An icon for a calendar


The Surprising Things You Don’t Know About Big Data

The Surprising Things You Don’t Know About Big Data

You’re probably familiar with the terms byte, megabyte, and gigabyte — but do you know what a terabyte is? How about a petabyte, or an exabyte?

These lesser-used words describe units of Big Data, or data sets with sizes beyond the ability of commonly used software tools to capture, curate, manage, and process data within a reasonable amount of time. Think of it this way: one byte is equivalent to one letter, while one megabyte (or 1,024 kilobytes) is equivalent to one book. A gigabyte is then around 1,600 books (1,024 megabytes), while a terabyte is 1,024 gigabytes and a petabyte is 1,024 terrabytes. An exabyte, finally, is 1,024 petabytes, or 1,600,000,000,000 books- equivalent to about 3000 times the entire content of the Library of Congress.

Between 1986 and 2007, digital storage grew annually by 23%. Most data was stored on videotapes, vinyl LP records, audio cassette tapes, and photography during the pre-digital revolution world of the 1980s. On its own, paper-based storage represented one-third of all data storage in 1986; however, in the year 2000, 25% of all data stored in the world was stored digitally. By 2002, digital storage capacity had overtaken analog storage capacity, and by 2007, 94% of all data was stored digitally.

Today, more than 2.5 exabytes (or 2.5 billion gigabytes) of data are generated every day- an already-high number that’s expected to continue growing at a significant rate, with mobile devices responsible for much of this data. Some experts have hypothesized that 90% of all the world’s data today was produced within the last two years.

Of course, big companies play a big part in these units of data. For example, it’s currently estimated that Google stores over 10 exabytes of data; Facebook, meanwhile, collects 500 terrabytes of data every day and admitted to have stored 100 petabytes of photo and video as of 2012. Companies such as Amazon, Microsoft, Target, VMware, UPS, and AWS are all major players in Big Data as well.


We also encounter Big Data daily in a variety of ways. For example, Big Data can help accurately predict the outcomes of sports events or political elections. We also engage with Big Data any time we use our smartphones for directions or answering a question. If you’ve noticed a Facebook ad on your newsfeed that seems particularly relevant to your life, you can thank Big Data for personalized advertising and purchasing recommendations; and the next time you hit all green lights on your way to work, you’ll know that Big Data might have had a hand in streamlining your city’s traffic.

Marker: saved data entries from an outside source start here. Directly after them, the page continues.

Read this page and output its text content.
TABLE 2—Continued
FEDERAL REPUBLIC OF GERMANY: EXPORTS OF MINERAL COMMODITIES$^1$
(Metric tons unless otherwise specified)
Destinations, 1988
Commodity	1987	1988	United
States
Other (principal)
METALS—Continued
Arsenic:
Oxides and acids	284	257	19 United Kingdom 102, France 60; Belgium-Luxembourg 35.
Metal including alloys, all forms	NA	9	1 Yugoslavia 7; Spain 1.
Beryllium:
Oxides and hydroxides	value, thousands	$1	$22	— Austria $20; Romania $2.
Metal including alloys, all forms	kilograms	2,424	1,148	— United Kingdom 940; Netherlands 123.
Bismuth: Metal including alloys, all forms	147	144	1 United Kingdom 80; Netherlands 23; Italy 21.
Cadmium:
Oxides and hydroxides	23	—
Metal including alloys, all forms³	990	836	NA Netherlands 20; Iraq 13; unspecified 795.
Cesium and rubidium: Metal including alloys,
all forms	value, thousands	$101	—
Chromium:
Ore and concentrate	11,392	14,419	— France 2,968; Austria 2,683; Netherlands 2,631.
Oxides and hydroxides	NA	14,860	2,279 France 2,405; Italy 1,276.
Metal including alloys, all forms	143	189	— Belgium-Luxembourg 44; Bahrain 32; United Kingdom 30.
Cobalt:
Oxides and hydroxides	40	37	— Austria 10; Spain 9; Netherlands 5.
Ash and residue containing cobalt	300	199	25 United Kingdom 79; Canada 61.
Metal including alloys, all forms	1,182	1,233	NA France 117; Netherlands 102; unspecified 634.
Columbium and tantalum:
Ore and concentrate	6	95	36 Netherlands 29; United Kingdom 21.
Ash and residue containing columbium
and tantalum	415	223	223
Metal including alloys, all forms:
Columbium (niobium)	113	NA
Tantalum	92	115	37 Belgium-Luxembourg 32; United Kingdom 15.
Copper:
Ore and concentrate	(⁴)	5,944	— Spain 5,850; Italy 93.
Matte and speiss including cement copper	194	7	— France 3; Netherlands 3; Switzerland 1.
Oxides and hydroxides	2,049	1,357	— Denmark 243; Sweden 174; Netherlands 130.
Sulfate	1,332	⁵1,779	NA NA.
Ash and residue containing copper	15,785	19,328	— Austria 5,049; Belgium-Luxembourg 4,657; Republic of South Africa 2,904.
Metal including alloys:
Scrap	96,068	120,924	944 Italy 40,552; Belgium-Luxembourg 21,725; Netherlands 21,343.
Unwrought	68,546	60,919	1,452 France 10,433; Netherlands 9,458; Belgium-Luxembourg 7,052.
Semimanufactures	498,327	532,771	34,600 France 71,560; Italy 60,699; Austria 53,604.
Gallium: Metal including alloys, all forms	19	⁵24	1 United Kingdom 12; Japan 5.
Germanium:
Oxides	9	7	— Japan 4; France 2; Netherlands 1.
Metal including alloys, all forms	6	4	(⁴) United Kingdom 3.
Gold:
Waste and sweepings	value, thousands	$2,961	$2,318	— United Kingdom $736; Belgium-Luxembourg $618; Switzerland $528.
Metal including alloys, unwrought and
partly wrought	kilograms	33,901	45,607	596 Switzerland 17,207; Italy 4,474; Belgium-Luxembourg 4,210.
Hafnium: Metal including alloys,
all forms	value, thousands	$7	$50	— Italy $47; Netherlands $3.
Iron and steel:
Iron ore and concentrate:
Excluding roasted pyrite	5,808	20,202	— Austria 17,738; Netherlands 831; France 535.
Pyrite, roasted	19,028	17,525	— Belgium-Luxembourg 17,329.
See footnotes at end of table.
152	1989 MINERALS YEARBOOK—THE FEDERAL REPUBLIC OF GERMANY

In the future, cloud based technologies will continue to see increased usage; a 2014 study found that 94% of organizations are or want to make cloud computing a part of their operations, and it’s estimated that 40 zettabytes of data will be created by the year 2020. However, with this increased in cloud technology will come an increased focus on security, since security and theft of intellectual property are cloud users’ primary concerns. We can also expect to see an increased usage of private cloud computing and an increase in related education and employment.